Dr. Colleen O’Leary-Kelley had the opportunity to meet with Congresswoman Zoe Lofgren, District 19, Oct. 21, 2019 in her Washington D.C. office. Dr. O’Leary was attending the American Association of Colleges of Nursing Academic Leadership meeting with a colleague in Washington DC and was able to schedule an appointment with Congresswoman Lofgren to discuss issues relating to nursing education and research. “She is the representative for the San Jose area and welcomed us for a brief visit,” says Dr. O’Leary. “She is a strong supporter of San Jose State University.”
In recognition of her diligent work to eliminate the stigma of mental illness and to improve access to effective mental health treatment around the world, Momentum for Mental Health presented Dr. Meekyung Han, professor, School of Social Works, the “Shining Stars Award of Excellence” at the 22nd annual Shining Stars Benefit event, which recognizes “extraordinary people and organizations doing extraordinary things in the name of advancing mental health services and reducing the stigma that prevents so many from seeking recovery services.” The event was held on October 4th, 2019 at the Rotary Summit Center in San Jose.

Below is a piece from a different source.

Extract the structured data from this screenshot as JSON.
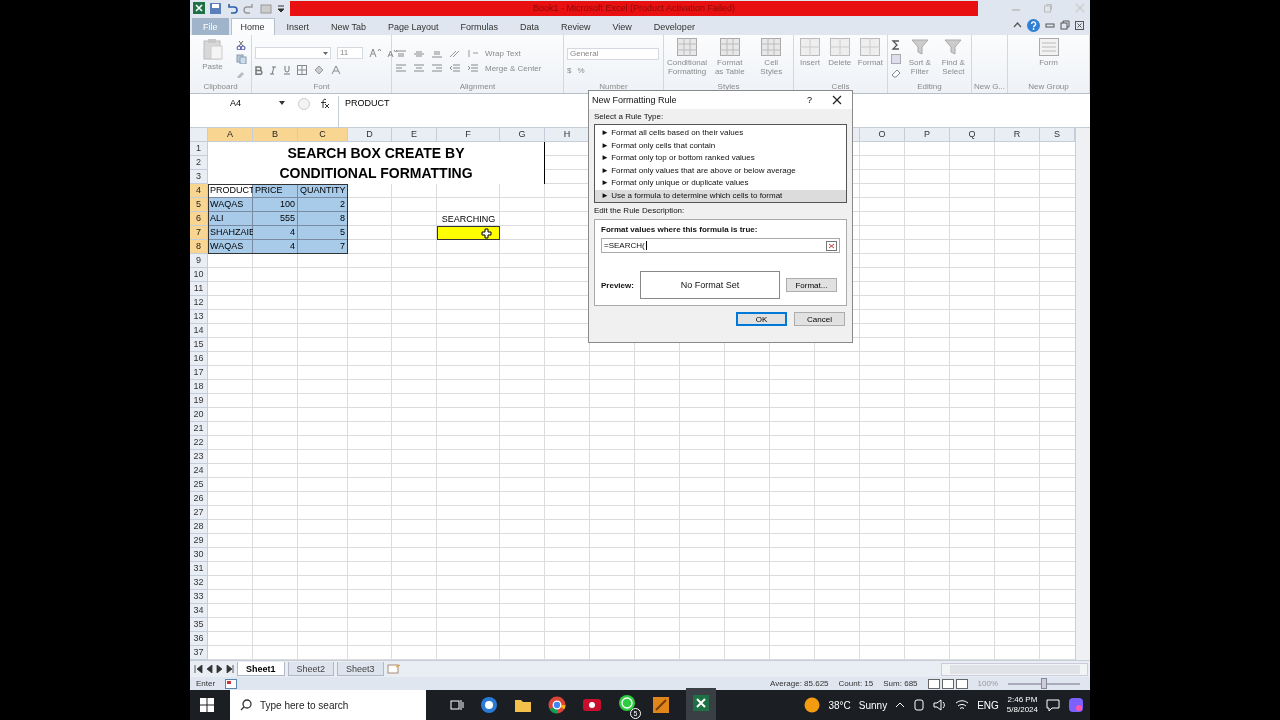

At this event, Dr. Han also received the City of San Jose Commendation from the mayor of San Jose, Sam Liccardo. and his colleagues on the San Jose City Council, which recognizes and commends Dr. Han’s professional achievements and contributions.
Dr. Meekyung Han’s primary research interests focus on mental health issues, the general wellbeing of Asian Americans, and the enhancement of culturally sensitive practices among ethnic minority populations. She has established a strong research agenda with which she secured multiple external and internal grants and significantly engaged in interdisciplinary research with faculty, community-based agencies, and international scholars.
When delivering her speech at the podium, Dr. Han emphasized the importance of advancing mental health services and reducing the stigma as a community by stating that “tonight, we are here to reaffirm our commitment to working together to combat stigma and enhance the quality of life of those with mental health conditions…. With this encouragement, I am more determined than ever to continue advocating for stigma reduction; to enhance, advance, disseminate, and transform research addressing social issues that include mental health disparity; and to foster and promote a more diverse, equitable, and just society.”
This award is evidence of Dr. Han’s passion for and commitment to expanding her professional and academic contribution to the behavioral health field through research and collaboration with domestic and international partners.
Congratulations Dr. Han on your fine work in the behavioral health field!
Congratulations to Mari Matsumura, master’s student in public health as a recipient of a Graduate Equity Fellowship (GEF) award for the academic year 2019-2020.
The graduate equity fellowship is a need-based scholarship awarded by the university to a diverse group of students. The scholarship encourages and assists people to successfully complete the program. “One great feature of the award is the faculty mentorship. “With Dr. Michael Harvey’s mentorship, I feel more confident to successfully finish the program and start a career in public health after graduating,” says Ms. Matsumura.
Separate from the fellowship, Mari has been participating in a research project related to the topic of opioid use disorder in the United States with Dr. Harvey. Mari and Dr. Harvey will be presenting a poster for the research at the upcoming American Public Health Association conference.
Congratulations to Wilson Yuan, assistant professor, Justice Studies, who was awarded a significant grant from the National Institute of Justice. He submitted the grant with time and support of the University Grants Academy.
Dr. Yuan and his research team propose a mixed-methods, city-wide victimization study focused on criminal victimization across Hispanic and Asian subgroups. The goals of this study are to: (1) identify patterns of criminal victimization across first-, second-, and third-generations of immigrants, (2) identify patterns of criminal victimization across Hispanic and Asian subgroups; (3) identify correlates of crime reporting among immigrants; (4) identify whether perceptions of immigration policies among immigrants are associated with responses to crime and victimization; (5) examine how neighborhood immigration concentration levels are associated with criminal victimization; (6) explore how immigrants view the threat of victimization for themselves and their local community; and (7) explore how victims of crime who are legal and illegal residents cope with victimization and utilize different resources (e.g., police, courts, and community organizations).
Dr. Yuan and his research team plan to address these aims in three ways. They will conduct a cross-sectional survey of local residents’ victimization experiences, in-depth interviews with both legal and illegal local residents, and focus groups with police officers, victim services providers, and members of community organizations.